Luke van Dyk, 20, of Durbanville, is among six young chefs who will represent Cape Town in the finals of the 2024 RCL Foods Young Chefs and Bakers Challenge, in KwaZulu-Natal, on Thursday October 3.
Sixty chefs compete simultaneously in three cities across the country, with 10 teams competing in both Johannesburg and Durban, and 10 teams in Cape Town. Each team has two chefs.
Our sister publication, The CapeTowner, reported that in Cape Town, the 20 chefs competed in a heated semi-final at Makers’ Landing at the V&A Waterfront on Thursday September 12 (“Six young chefs who put their best plates forward, off to finals of cooking contest,” September 17).
The competing teams had three hours to bake bread, cook a main and a dessert out of ingredients provided.
In Cape Town, three teams received their golden ticket to the finals after a team of judges evaluated their courses on taste, presentation, technique, and hygiene.
Finalists from Cape Town included students from the Silwood School of Cookery in Rondebosch: Aimee Dunn and Gina Kamps, Michael Botha and Liyah Jassat, and Annabelle van der Westhuizen and Luke van Dyk.
Mr Van Dyk said he had started doing a three-year cordon bleu course this year.
“I was born with a passion for cooking.
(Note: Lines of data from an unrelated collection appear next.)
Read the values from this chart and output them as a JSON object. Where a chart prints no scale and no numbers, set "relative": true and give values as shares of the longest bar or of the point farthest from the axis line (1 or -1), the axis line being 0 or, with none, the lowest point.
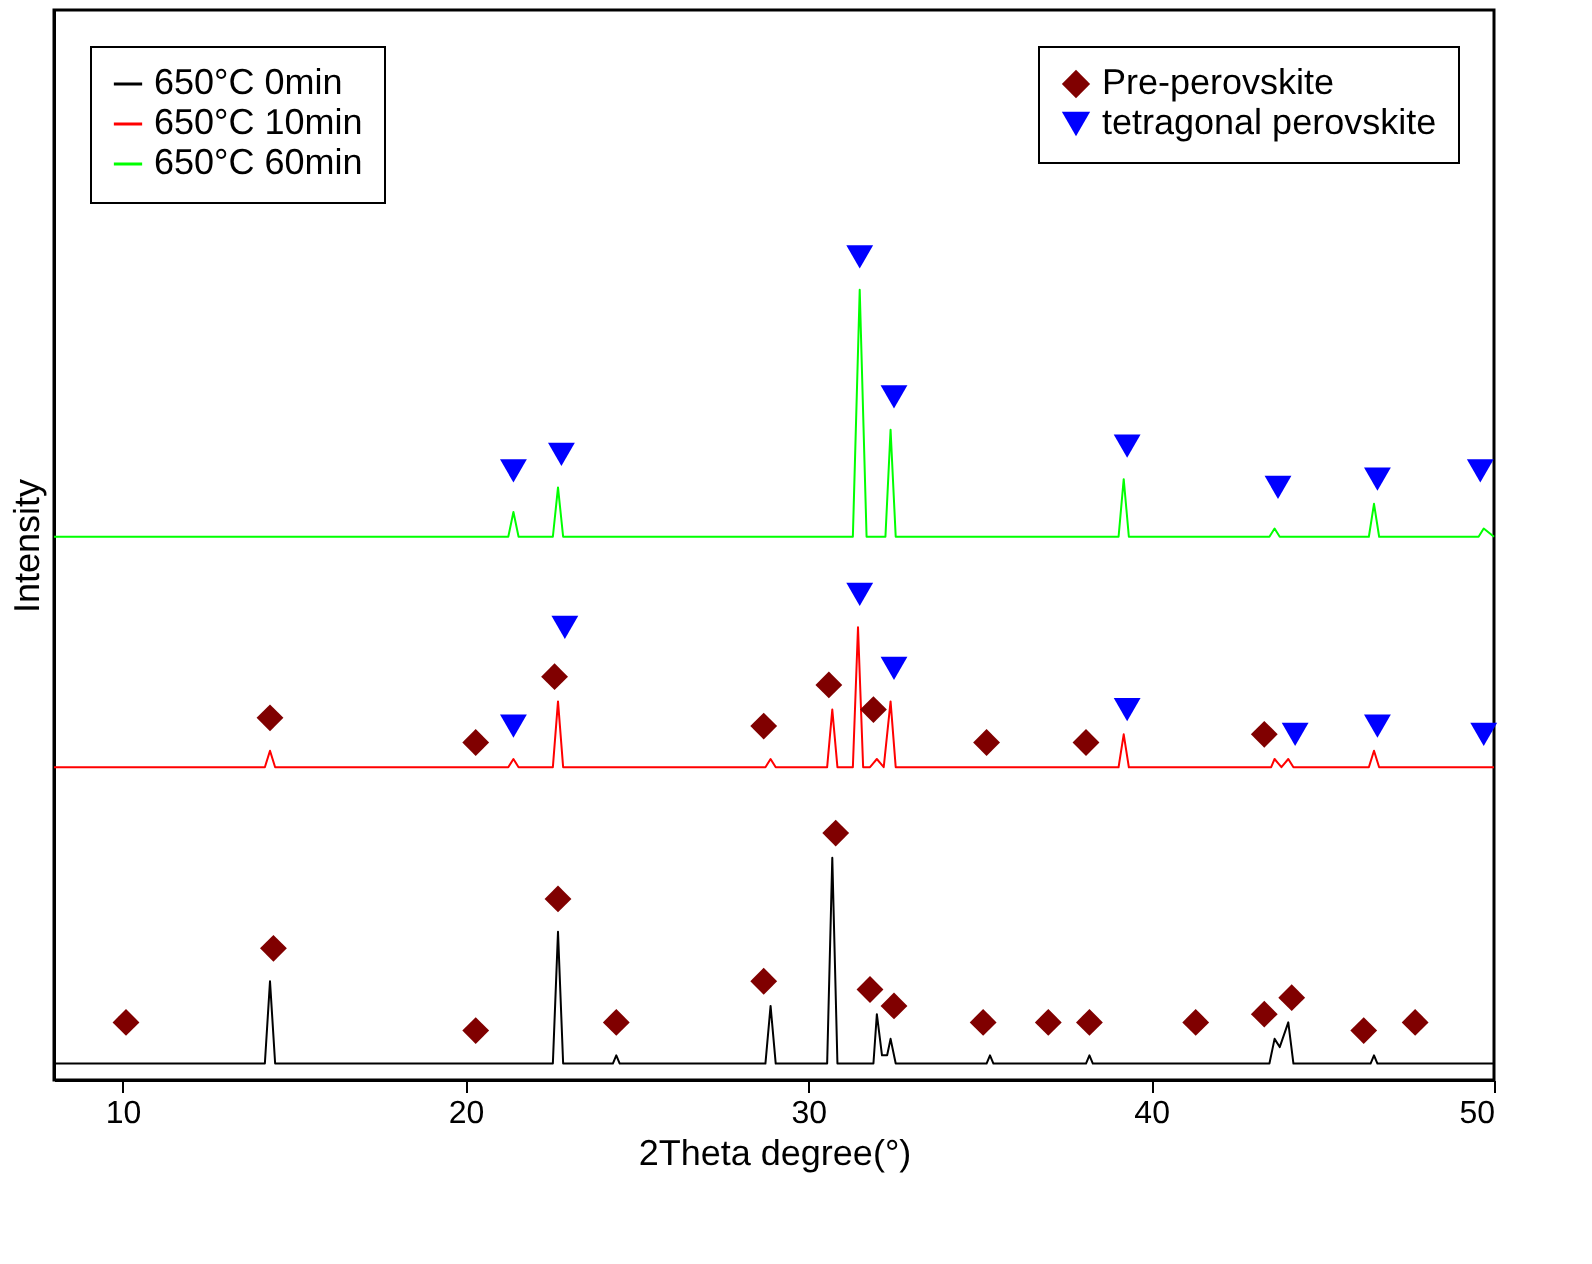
{
  "chart_data": {
    "type": "line",
    "xlabel": "2Theta degree(°)",
    "ylabel": "Intensity",
    "relative": true,
    "xlim": [
      8,
      50
    ],
    "xticks": [
      10,
      20,
      30,
      40,
      50
    ],
    "grid": false,
    "line_style": "solid",
    "legend": "top left",
    "series": [
      {
        "name": "650°C 0min",
        "color": "#000000",
        "x": [
          8,
          10,
          14.15,
          14.3,
          14.45,
          22.55,
          22.7,
          22.85,
          24.3,
          24.4,
          24.5,
          28.75,
          28.9,
          29.05,
          30.55,
          30.7,
          30.85,
          31.9,
          32.0,
          32.15,
          32.3,
          32.4,
          32.55,
          35.2,
          35.3,
          35.4,
          38.1,
          38.2,
          38.3,
          43.45,
          43.6,
          43.75,
          44.0,
          44.15,
          46.4,
          46.5,
          46.6,
          47.6,
          47.7,
          47.8,
          50
        ],
        "values": [
          0.02,
          0.02,
          0.02,
          0.12,
          0.02,
          0.02,
          0.18,
          0.02,
          0.02,
          0.03,
          0.02,
          0.02,
          0.09,
          0.02,
          0.02,
          0.27,
          0.02,
          0.02,
          0.08,
          0.03,
          0.03,
          0.05,
          0.02,
          0.02,
          0.03,
          0.02,
          0.02,
          0.03,
          0.02,
          0.02,
          0.05,
          0.04,
          0.07,
          0.02,
          0.02,
          0.03,
          0.02,
          0.02,
          0.02,
          0.02,
          0.02
        ]
      },
      {
        "name": "650°C 10min",
        "color": "#ff0000",
        "x": [
          8,
          14.15,
          14.3,
          14.45,
          21.25,
          21.4,
          21.55,
          22.55,
          22.7,
          22.85,
          28.75,
          28.9,
          29.05,
          30.55,
          30.7,
          30.85,
          31.3,
          31.45,
          31.6,
          31.8,
          32.0,
          32.2,
          32.4,
          32.55,
          39.05,
          39.2,
          39.35,
          43.5,
          43.6,
          43.8,
          44.0,
          44.15,
          46.35,
          46.5,
          46.65,
          49.6,
          49.7,
          50
        ],
        "values": [
          0.38,
          0.38,
          0.4,
          0.38,
          0.38,
          0.39,
          0.38,
          0.38,
          0.46,
          0.38,
          0.38,
          0.39,
          0.38,
          0.38,
          0.45,
          0.38,
          0.38,
          0.55,
          0.38,
          0.38,
          0.39,
          0.38,
          0.46,
          0.38,
          0.38,
          0.42,
          0.38,
          0.38,
          0.39,
          0.38,
          0.39,
          0.38,
          0.38,
          0.4,
          0.38,
          0.38,
          0.38,
          0.38
        ]
      },
      {
        "name": "650°C 60min",
        "color": "#00ff00",
        "x": [
          8,
          21.25,
          21.4,
          21.55,
          22.55,
          22.7,
          22.85,
          31.3,
          31.5,
          31.7,
          32.25,
          32.4,
          32.55,
          39.05,
          39.2,
          39.35,
          43.45,
          43.6,
          43.75,
          46.35,
          46.5,
          46.65,
          49.55,
          49.7,
          50
        ],
        "values": [
          0.66,
          0.66,
          0.69,
          0.66,
          0.66,
          0.72,
          0.66,
          0.66,
          0.96,
          0.66,
          0.66,
          0.79,
          0.66,
          0.66,
          0.73,
          0.66,
          0.66,
          0.67,
          0.66,
          0.66,
          0.7,
          0.66,
          0.66,
          0.67,
          0.66
        ]
      },
      {
        "name": "Pre-perovskite",
        "color": "#800000",
        "type": "scatter",
        "marker": "diamond",
        "x": [
          10.1,
          14.4,
          20.3,
          22.7,
          24.4,
          28.7,
          30.8,
          31.8,
          32.5,
          35.1,
          37.0,
          38.2,
          41.3,
          43.3,
          44.1,
          46.2,
          47.7,
          14.3,
          20.3,
          22.6,
          28.7,
          30.6,
          31.9,
          35.2,
          38.1,
          43.3
        ],
        "values": [
          0.07,
          0.16,
          0.06,
          0.22,
          0.07,
          0.12,
          0.3,
          0.11,
          0.09,
          0.07,
          0.07,
          0.07,
          0.07,
          0.08,
          0.1,
          0.06,
          0.07,
          0.44,
          0.41,
          0.49,
          0.43,
          0.48,
          0.45,
          0.41,
          0.41,
          0.42
        ]
      },
      {
        "name": "tetragonal perovskite",
        "color": "#0000ff",
        "type": "scatter",
        "marker": "triangle",
        "x": [
          21.4,
          22.8,
          31.5,
          32.5,
          39.3,
          43.7,
          46.6,
          49.6,
          21.4,
          22.9,
          31.5,
          32.5,
          39.3,
          44.2,
          46.6,
          49.7
        ],
        "values": [
          0.74,
          0.76,
          1.0,
          0.83,
          0.77,
          0.72,
          0.73,
          0.74,
          0.43,
          0.55,
          0.59,
          0.5,
          0.45,
          0.42,
          0.43,
          0.42
        ]
      }
    ]
  }
}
What helped me decide to become a chef was when my mom started her own catering business back in 2015. I have been helping her around the kitchen since I was around the age of 11, so food has always been a part of my life.”
After finishing his course, he plans to to France for three years to learn as much as he can from the best chefs in the world.
“Come and eat at my restaurant after I get back from France,” he said.